Conception holistique

 

Ainsi au dualisme platonicien ou cartésien d’un être humain composé de deux éléments séparés (corporel et spirituel) est-il préféré l’idée de « moments structurants » liés l’un à l’autre. « Tout être vivant est structure. L’homme est la structure par excellence. Il doit son être et son agir à l’interaction de « moments » organico-mentaux ou corporels-spirituels dont aucun ne peut se passer de l’autre ni se réduire à l’autre.
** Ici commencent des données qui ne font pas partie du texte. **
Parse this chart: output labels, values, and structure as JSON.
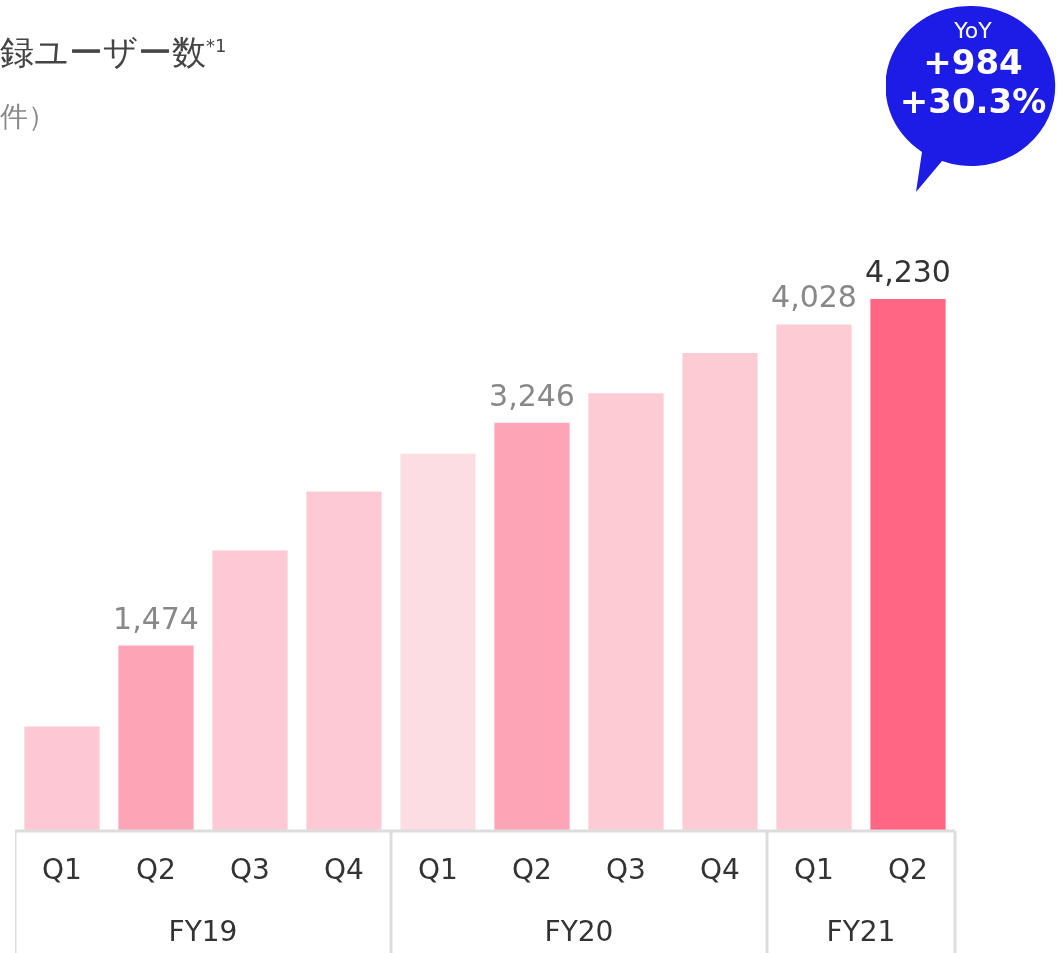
{
  "chart_data": {
    "type": "bar",
    "title": "録ユーザー数$^{*1}$",
    "subtitle": "件）",
    "categories": [
      "Q1",
      "Q2",
      "Q3",
      "Q4",
      "Q1",
      "Q2",
      "Q3",
      "Q4",
      "Q1",
      "Q2"
    ],
    "values": [
      830,
      1474,
      2230,
      2700,
      3000,
      3246,
      3480,
      3800,
      4028,
      4230
    ],
    "value_labels": [
      null,
      "1,474",
      null,
      null,
      null,
      "3,246",
      null,
      null,
      "4,028",
      "4,230"
    ],
    "colors": [
      "#fdc8d3",
      "#fda5b6",
      "#fdc9d4",
      "#fdc9d4",
      "#fddde4",
      "#fda5b6",
      "#fdcbd4",
      "#fdcbd4",
      "#fdcbd4",
      "#ff6684"
    ],
    "annotations": [
      "FY19",
      "FY20",
      "FY21",
      "YoY",
      "+984",
      "+30.3%"
    ]
  }
}
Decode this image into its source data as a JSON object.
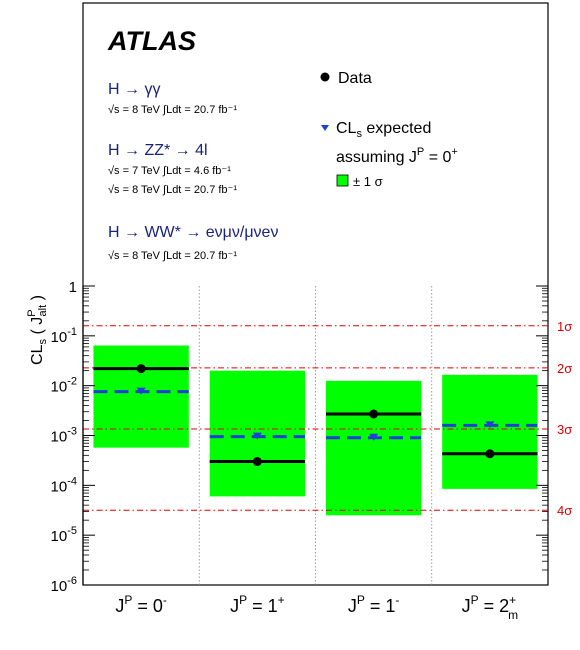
{
  "chart_data": {
    "type": "bar",
    "experiment": "ATLAS",
    "ylabel": {
      "main": "CL",
      "sub": "s",
      "open": " ( J",
      "sup": "P",
      "alt": "alt",
      "close": " )"
    },
    "yscale": "log",
    "ylim": [
      1e-06,
      1
    ],
    "y_tick_labels": [
      {
        "value": 1,
        "base": "1",
        "exp": ""
      },
      {
        "value": 0.1,
        "base": "10",
        "exp": "-1"
      },
      {
        "value": 0.01,
        "base": "10",
        "exp": "-2"
      },
      {
        "value": 0.001,
        "base": "10",
        "exp": "-3"
      },
      {
        "value": 0.0001,
        "base": "10",
        "exp": "-4"
      },
      {
        "value": 1e-05,
        "base": "10",
        "exp": "-5"
      },
      {
        "value": 1e-06,
        "base": "10",
        "exp": "-6"
      }
    ],
    "categories": [
      {
        "base": "J",
        "sup": "P",
        "eq": " = 0",
        "q": "-",
        "sub": ""
      },
      {
        "base": "J",
        "sup": "P",
        "eq": " = 1",
        "q": "+",
        "sub": ""
      },
      {
        "base": "J",
        "sup": "P",
        "eq": " = 1",
        "q": "-",
        "sub": ""
      },
      {
        "base": "J",
        "sup": "P",
        "eq": " = 2",
        "q": "+",
        "sub": "m"
      }
    ],
    "observed": [
      0.022,
      0.0003,
      0.0027,
      0.00043
    ],
    "expected": [
      0.0076,
      0.00095,
      0.0009,
      0.0016
    ],
    "band_low": [
      0.00057,
      6e-05,
      2.5e-05,
      8.5e-05
    ],
    "band_high": [
      0.064,
      0.02,
      0.0125,
      0.0165
    ],
    "sigma_lines": [
      {
        "label": "1σ",
        "value": 0.159
      },
      {
        "label": "2σ",
        "value": 0.0228
      },
      {
        "label": "3σ",
        "value": 0.00135
      },
      {
        "label": "4σ",
        "value": 3.17e-05
      }
    ],
    "colors": {
      "observed": "#000000",
      "expected": "#1f3fd8",
      "band": "#00ff00",
      "sigma": "#dd0000",
      "channel": "#1a237e"
    },
    "channels": [
      {
        "decay": "H → γγ",
        "conditions": [
          "√s = 8 TeV ∫Ldt = 20.7 fb⁻¹"
        ]
      },
      {
        "decay": "H → ZZ* → 4l",
        "conditions": [
          "√s = 7 TeV ∫Ldt = 4.6 fb⁻¹",
          "√s = 8 TeV ∫Ldt = 20.7 fb⁻¹"
        ]
      },
      {
        "decay": "H → WW* → eνμν/μνeν",
        "conditions": [
          "√s = 8 TeV ∫Ldt = 20.7 fb⁻¹"
        ]
      }
    ],
    "legend": {
      "data": "Data",
      "expected_line1": "CL",
      "expected_sub": "s",
      "expected_rest": " expected",
      "expected_line2": "assuming J",
      "expected_sup": "P",
      "expected_eq": " = 0",
      "expected_q": "+",
      "band": "± 1 σ",
      "placement": "top-right"
    }
  }
}
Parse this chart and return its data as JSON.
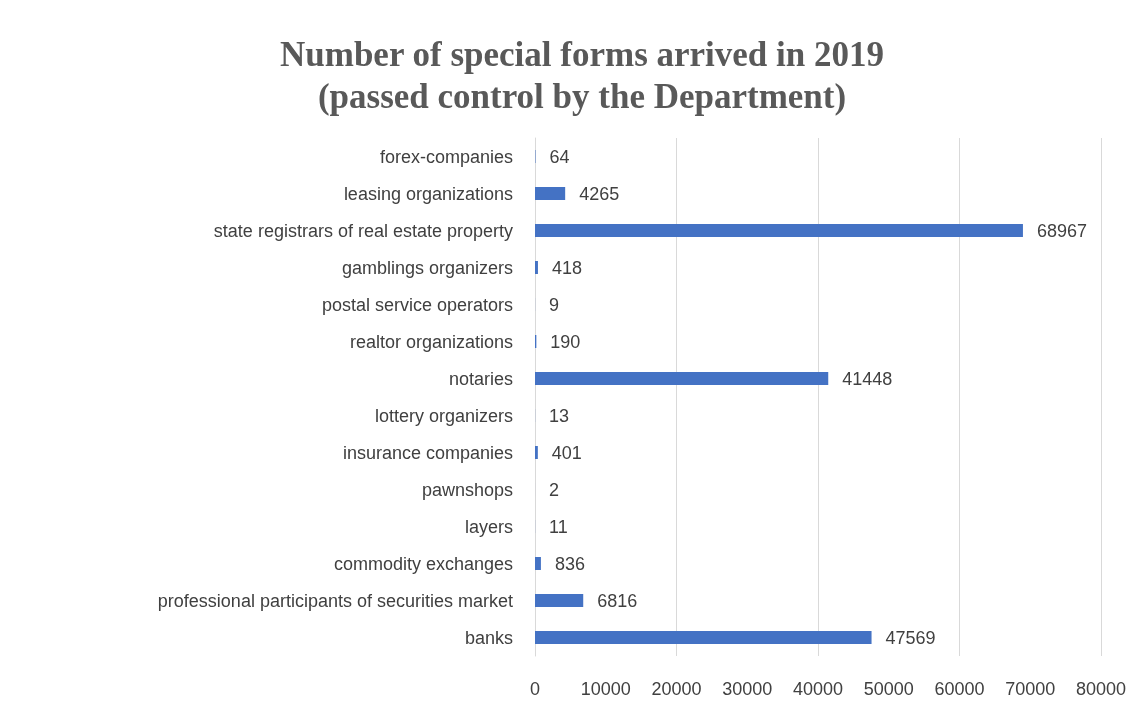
{
  "chart_data": {
    "type": "bar",
    "orientation": "horizontal",
    "title": "Number of special forms arrived in 2019\n(passed control by the Department)",
    "categories": [
      "forex-companies",
      "leasing organizations",
      "state registrars of real estate property",
      "gamblings organizers",
      "postal service operators",
      "realtor organizations",
      "notaries",
      "lottery organizers",
      "insurance companies",
      "pawnshops",
      "layers",
      "commodity exchanges",
      "professional participants of securities market",
      "banks"
    ],
    "values": [
      64,
      4265,
      68967,
      418,
      9,
      190,
      41448,
      13,
      401,
      2,
      11,
      836,
      6816,
      47569
    ],
    "color": "#4472c4",
    "xlim": [
      0,
      80000
    ],
    "xticks": [
      0,
      10000,
      20000,
      30000,
      40000,
      50000,
      60000,
      70000,
      80000
    ],
    "grid": "x",
    "data_labels": true
  }
}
L’anthropologie biblique a déjà eu cette intuition en désignant l’être humain par toute une série d’images-concepts complémentaires » (p.87).

 

En cela l’auteur développe une conception « holistique » de l’être humain, qu’il estime bien mieux adaptée au christianisme que la conception « dualiste ». Nature et surnature, ciel et terre, temps et éternité, sacré et profane, pur et impur, élus et réprouvés, « certes ces traits se retrouvent dans aussi dans la physionomie du christianisme, mais ils n’en constituent pas l’essence. Car celui-ci reste profondément marqué par sa conception de l’homme « capable » de Dieu et son idée du Dieu incarné. Son orientation est holistique. La foi en ce que nous appelons métaphoriquement « résurrection de la chair » s’inscrit dans la même conception » (p.327).

 

Cet essai s’achève sur une réhabilitation de la pensée de Spinoza « maître à penser à la fois de neuroscientifiques et de théologiens attentifs à l’évolution des vivants » (p.329). Un glossaire d’une cinquantaine de définitions s’avère bien utile pour comprendre les termes techniques de la théologie et des neurosciences et les nombreuses références à une soixantaine d’auteurs.